Drought That Snarled Panama Canal Was Linked to El Niño, Study Finds
The recent drought in the Panama Canal was driven not by global warming but by below-normal rainfall linked to the natural climate cycle El Niño, an international team of scientists has concluded.
Low reservoir levels have slowed cargo traffic in the canal for most of the past year. Without enough water to raise and lower ships, officials last summer had to slash the number of vessels they allowed through, creating expensive headaches for shipping companies worldwide. Only in recent months have crossings started to pick up again.
The area’s water worries could still deepen in the coming decades, the researchers said in their analysis of the drought. As Panama’s population grows and seaborne trade expands, water demand is expected to be a much larger share of available supply by 2050, according to the government. That means future El Niño years could bring even wider disruptions, not just to global shipping, but also to water supplies for local residents.
“Even small changes in precipitation can bring disproportionate impacts,” said Maja Vahlberg, a risk consultant for the Red Cross Red Crescent Climate Center who contributed to the new analysis, which was published on Wednesday.
Panama, in general, is one of the wettest places on Earth.
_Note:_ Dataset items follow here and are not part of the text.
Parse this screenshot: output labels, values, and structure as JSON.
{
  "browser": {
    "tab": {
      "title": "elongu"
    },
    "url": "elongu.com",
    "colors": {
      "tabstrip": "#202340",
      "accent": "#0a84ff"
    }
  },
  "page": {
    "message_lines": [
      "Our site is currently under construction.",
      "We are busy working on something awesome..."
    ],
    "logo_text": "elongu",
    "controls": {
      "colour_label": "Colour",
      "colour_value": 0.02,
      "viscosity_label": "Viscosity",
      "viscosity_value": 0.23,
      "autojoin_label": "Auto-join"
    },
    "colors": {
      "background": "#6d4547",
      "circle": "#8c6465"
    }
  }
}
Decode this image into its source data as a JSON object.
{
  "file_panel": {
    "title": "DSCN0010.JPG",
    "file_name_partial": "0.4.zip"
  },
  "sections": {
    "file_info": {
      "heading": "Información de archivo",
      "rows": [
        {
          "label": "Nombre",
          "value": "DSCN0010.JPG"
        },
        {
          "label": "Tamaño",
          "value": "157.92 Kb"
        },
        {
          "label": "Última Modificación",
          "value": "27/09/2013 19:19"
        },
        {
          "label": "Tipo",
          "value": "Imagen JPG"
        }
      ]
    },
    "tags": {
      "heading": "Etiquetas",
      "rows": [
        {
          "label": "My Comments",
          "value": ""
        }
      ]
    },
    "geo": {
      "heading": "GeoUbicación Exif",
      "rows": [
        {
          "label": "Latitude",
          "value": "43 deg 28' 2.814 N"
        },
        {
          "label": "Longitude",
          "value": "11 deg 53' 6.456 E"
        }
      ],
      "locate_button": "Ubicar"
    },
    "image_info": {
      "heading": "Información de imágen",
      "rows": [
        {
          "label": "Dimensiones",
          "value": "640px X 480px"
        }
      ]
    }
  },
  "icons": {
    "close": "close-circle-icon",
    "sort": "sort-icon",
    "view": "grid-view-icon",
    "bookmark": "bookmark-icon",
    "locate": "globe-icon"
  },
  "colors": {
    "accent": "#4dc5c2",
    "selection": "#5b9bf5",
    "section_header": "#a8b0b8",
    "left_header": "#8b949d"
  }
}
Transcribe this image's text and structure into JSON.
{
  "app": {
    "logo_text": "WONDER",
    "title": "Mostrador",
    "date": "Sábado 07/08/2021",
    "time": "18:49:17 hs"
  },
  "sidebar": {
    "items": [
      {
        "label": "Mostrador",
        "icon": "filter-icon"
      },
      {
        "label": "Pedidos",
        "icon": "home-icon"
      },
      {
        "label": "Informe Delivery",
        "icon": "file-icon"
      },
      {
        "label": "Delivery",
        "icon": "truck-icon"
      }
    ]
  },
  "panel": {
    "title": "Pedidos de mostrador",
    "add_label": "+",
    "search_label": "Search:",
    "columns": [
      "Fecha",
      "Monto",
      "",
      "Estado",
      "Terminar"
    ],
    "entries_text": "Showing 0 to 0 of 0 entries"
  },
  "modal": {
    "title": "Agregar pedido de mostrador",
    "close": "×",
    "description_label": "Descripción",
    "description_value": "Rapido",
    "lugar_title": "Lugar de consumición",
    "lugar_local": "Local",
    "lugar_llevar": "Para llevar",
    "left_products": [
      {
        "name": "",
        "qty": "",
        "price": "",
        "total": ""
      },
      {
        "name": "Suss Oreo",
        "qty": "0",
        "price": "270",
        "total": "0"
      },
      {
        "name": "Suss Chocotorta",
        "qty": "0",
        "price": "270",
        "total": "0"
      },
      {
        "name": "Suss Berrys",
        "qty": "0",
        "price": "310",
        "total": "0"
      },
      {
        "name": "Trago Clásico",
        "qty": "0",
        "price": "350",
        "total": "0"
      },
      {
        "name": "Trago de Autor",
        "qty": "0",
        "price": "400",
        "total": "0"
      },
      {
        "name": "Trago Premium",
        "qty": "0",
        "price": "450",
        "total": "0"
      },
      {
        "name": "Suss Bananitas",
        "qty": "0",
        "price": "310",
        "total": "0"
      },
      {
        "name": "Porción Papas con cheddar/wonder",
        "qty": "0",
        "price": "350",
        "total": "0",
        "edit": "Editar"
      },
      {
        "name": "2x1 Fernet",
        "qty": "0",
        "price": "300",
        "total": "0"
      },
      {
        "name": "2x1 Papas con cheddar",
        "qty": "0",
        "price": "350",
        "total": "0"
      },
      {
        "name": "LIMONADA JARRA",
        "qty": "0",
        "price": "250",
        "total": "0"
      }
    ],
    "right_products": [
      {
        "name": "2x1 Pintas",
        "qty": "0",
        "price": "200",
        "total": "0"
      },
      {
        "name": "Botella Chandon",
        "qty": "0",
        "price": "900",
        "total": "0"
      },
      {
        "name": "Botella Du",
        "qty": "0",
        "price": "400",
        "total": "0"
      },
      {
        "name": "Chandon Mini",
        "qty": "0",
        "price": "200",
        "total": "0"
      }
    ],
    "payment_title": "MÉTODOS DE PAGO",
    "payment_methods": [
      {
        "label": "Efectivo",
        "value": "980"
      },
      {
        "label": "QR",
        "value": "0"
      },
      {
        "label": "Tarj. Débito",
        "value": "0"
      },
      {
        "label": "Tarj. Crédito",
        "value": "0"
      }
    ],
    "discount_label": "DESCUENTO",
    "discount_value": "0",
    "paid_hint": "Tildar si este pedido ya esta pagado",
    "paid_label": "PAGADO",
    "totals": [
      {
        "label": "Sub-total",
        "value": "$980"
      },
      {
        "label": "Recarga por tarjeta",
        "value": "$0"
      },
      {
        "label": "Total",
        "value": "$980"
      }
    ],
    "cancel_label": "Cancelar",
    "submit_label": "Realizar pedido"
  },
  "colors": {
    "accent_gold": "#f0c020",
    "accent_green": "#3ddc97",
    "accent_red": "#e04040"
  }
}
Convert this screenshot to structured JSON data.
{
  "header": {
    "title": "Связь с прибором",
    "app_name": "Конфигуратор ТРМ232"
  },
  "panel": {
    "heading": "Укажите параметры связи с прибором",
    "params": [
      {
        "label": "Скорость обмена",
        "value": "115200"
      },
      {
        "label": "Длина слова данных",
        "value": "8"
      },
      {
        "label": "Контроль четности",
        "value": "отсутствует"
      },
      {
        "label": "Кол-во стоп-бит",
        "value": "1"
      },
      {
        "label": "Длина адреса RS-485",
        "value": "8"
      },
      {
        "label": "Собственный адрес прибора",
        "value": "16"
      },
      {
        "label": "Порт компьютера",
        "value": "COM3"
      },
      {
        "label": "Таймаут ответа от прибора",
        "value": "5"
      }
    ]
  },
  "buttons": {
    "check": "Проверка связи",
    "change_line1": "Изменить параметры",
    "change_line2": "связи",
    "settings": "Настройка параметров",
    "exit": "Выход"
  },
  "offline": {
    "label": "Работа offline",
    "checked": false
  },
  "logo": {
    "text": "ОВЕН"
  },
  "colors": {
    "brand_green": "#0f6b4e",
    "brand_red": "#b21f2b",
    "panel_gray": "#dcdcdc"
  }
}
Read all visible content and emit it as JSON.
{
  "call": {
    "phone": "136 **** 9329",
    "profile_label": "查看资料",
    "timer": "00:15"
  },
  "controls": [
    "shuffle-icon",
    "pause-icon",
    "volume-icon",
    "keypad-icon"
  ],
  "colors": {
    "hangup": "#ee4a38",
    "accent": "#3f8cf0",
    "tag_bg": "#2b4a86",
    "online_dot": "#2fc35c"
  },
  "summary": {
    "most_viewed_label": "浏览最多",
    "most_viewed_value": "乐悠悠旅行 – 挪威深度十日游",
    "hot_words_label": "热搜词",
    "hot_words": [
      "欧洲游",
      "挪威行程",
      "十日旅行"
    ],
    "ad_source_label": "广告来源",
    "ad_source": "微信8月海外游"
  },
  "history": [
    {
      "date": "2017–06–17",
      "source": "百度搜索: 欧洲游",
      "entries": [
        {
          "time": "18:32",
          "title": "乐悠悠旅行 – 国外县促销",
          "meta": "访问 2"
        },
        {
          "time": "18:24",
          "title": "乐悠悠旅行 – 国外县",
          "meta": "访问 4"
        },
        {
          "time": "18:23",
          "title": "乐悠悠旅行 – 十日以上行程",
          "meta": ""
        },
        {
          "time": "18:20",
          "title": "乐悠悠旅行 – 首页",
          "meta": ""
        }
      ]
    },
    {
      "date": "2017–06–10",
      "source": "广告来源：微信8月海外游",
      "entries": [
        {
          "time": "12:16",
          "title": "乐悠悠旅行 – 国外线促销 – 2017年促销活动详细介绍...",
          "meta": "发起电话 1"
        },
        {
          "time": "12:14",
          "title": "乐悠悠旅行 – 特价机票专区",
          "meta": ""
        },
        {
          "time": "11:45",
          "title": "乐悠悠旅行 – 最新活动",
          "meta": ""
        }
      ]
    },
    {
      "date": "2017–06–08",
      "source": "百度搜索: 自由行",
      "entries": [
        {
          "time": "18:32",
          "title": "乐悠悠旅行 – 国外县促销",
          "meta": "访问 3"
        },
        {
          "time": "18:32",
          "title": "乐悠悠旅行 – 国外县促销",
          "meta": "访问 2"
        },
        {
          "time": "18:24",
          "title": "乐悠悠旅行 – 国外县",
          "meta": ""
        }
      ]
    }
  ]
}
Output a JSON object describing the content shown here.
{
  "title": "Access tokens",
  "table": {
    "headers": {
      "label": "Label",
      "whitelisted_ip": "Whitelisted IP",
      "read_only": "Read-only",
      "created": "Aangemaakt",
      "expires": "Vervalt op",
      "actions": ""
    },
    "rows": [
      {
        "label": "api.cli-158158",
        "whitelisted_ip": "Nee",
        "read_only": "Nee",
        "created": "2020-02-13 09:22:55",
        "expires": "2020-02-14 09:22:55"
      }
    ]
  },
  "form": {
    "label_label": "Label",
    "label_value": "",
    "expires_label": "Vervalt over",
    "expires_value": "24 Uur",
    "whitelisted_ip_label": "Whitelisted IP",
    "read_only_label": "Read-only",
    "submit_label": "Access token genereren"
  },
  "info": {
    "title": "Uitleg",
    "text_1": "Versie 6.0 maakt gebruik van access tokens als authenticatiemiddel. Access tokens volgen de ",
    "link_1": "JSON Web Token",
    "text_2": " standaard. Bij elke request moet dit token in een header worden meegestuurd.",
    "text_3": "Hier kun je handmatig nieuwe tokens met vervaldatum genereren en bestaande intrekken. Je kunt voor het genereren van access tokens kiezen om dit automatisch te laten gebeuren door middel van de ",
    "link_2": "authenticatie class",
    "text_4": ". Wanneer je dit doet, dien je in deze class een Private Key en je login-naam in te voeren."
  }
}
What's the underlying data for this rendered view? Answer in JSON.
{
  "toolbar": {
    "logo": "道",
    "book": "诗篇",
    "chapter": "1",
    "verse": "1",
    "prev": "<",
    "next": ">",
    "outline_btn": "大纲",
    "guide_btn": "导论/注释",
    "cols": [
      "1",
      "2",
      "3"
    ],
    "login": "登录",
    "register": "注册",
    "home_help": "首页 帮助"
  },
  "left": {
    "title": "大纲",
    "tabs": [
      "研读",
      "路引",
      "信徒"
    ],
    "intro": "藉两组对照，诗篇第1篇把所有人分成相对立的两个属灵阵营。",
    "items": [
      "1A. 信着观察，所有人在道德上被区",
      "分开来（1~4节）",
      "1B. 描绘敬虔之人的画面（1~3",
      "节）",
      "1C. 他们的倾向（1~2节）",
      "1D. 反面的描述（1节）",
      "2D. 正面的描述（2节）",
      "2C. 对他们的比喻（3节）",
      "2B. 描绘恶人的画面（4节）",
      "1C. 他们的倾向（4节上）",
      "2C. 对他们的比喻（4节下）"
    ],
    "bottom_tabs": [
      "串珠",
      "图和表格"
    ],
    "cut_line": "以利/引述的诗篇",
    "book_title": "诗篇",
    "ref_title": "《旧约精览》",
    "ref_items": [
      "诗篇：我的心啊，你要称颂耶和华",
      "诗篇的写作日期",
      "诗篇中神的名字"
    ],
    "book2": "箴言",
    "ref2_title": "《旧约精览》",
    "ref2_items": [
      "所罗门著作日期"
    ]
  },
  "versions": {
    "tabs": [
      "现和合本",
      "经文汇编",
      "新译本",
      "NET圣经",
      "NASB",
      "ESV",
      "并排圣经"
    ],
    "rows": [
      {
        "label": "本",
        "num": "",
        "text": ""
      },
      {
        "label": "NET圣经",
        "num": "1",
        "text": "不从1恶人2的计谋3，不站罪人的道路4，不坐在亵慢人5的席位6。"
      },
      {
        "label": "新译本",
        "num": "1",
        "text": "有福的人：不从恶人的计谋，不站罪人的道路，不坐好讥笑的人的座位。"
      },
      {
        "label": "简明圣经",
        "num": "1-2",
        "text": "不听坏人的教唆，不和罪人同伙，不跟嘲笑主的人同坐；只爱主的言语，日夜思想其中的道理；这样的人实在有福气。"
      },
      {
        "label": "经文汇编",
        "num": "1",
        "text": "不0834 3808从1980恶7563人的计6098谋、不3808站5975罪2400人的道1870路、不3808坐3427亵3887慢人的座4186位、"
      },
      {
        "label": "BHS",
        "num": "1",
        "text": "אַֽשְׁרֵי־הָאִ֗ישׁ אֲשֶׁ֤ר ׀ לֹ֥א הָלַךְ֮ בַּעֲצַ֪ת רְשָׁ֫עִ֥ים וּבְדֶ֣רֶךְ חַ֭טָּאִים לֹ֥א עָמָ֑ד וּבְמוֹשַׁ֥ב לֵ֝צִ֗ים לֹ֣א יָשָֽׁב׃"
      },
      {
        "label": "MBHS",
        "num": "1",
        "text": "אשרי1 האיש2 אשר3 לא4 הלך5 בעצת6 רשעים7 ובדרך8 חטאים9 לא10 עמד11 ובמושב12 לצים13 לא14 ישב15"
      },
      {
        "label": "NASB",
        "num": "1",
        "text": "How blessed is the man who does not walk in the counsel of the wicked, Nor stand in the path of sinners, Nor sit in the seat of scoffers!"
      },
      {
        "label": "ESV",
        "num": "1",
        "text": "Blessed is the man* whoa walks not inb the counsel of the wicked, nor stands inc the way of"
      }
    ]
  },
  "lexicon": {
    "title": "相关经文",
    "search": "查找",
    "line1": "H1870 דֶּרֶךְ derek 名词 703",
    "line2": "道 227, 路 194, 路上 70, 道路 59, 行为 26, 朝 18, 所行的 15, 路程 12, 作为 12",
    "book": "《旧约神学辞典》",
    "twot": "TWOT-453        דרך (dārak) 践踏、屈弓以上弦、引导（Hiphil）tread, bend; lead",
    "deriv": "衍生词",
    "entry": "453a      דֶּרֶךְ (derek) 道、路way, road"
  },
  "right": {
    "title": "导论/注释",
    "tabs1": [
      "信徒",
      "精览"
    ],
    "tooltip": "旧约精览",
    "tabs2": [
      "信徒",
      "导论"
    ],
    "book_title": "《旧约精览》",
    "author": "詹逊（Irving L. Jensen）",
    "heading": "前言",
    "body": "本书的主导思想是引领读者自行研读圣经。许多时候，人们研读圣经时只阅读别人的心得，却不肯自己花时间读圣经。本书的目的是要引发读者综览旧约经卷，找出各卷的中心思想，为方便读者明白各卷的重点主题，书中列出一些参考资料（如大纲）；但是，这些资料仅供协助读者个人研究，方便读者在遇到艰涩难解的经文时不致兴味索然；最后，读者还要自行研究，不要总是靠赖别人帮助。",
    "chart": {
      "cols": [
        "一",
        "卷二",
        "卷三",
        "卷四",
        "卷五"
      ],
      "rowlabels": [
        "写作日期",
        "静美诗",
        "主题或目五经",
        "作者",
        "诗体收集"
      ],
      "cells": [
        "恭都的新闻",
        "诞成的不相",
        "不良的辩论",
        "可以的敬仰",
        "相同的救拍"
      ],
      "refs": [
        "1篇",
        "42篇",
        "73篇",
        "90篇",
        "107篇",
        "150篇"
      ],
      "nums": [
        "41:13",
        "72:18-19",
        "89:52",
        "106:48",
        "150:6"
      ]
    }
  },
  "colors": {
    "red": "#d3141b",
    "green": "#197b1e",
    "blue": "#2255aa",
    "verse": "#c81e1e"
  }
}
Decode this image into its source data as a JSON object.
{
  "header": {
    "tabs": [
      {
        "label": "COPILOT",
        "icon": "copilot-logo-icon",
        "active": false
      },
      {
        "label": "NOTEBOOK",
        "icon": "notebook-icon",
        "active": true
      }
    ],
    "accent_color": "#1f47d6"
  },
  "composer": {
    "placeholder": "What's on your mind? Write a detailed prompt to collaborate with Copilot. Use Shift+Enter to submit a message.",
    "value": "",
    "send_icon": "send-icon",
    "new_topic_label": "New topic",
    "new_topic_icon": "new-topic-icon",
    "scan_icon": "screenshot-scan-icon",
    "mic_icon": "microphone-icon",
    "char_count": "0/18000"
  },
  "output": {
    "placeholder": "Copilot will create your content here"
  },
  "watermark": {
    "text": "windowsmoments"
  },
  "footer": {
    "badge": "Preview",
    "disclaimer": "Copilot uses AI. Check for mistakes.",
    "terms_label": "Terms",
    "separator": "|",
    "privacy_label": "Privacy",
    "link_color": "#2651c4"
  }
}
On average, the area around the canal gets more than eight feet of rain a year, almost all of it in the May-to-December wet season. That rain is essential both for canal operations and for the drinking water consumed by around half of the country’s 4.5 million people.
Last year, though, rainfall came in at about a quarter below normal, making it the nation’s third-driest year in nearly a century and a half of records. The dry spell occurred not long after two others that also hampered canal traffic: one in 1997-98, the other in 2015-16. All three coincided with El Niño conditions.
“We’ve never had a grouping of so many really intense events in such a short time,” said Steven Paton, director of the Smithsonian Tropical Research Institute’s Physical Monitoring Program in Panama. He and the other scientists who conducted the new analysis wanted to know: Was this just bad luck? Or was it related to global warming and therefore a harbinger of things to come?
To answer the question, the researchers looked both at weather records in Panama and at computer models that simulate the global climate under different conditions.
The scientists found that scant rain, not high temperatures that cause more water to evaporate, was the main reason for low water in the canal’s reservoirs. The weather records suggest that wet-season rainfall in Panama has decreased modestly in recent decades. But the models don’t indicate that human-induced climate change is the driver.
“We’re not sure what is causing that slight drying trend, or whether it’s an anomaly, or some other factor that we haven’t taken into account,” said Clair Barnes, a climate researcher at Imperial College London who worked on the analysis. “Future trends in a warming climate are also uncertain.”
El Niño, by contrast, is much more clearly linked with below-average rainfall in the area, the scientists found. In any given El Niño year, there’s a 5 percent chance that rainfall there will be as low as it was in 2023, they estimated.
At the moment, El Niño conditions are weakening, according to the National Oceanic and Atmospheric Administration. La Niña, the opposite phase of the cycle, is expected to appear this summer.
The scientists who analyzed the Panama Canal drought are affiliated with World Weather Attribution, a research initiative that examines extreme weather events soon after they occur. Their findings about the drought haven’t yet been peer reviewed.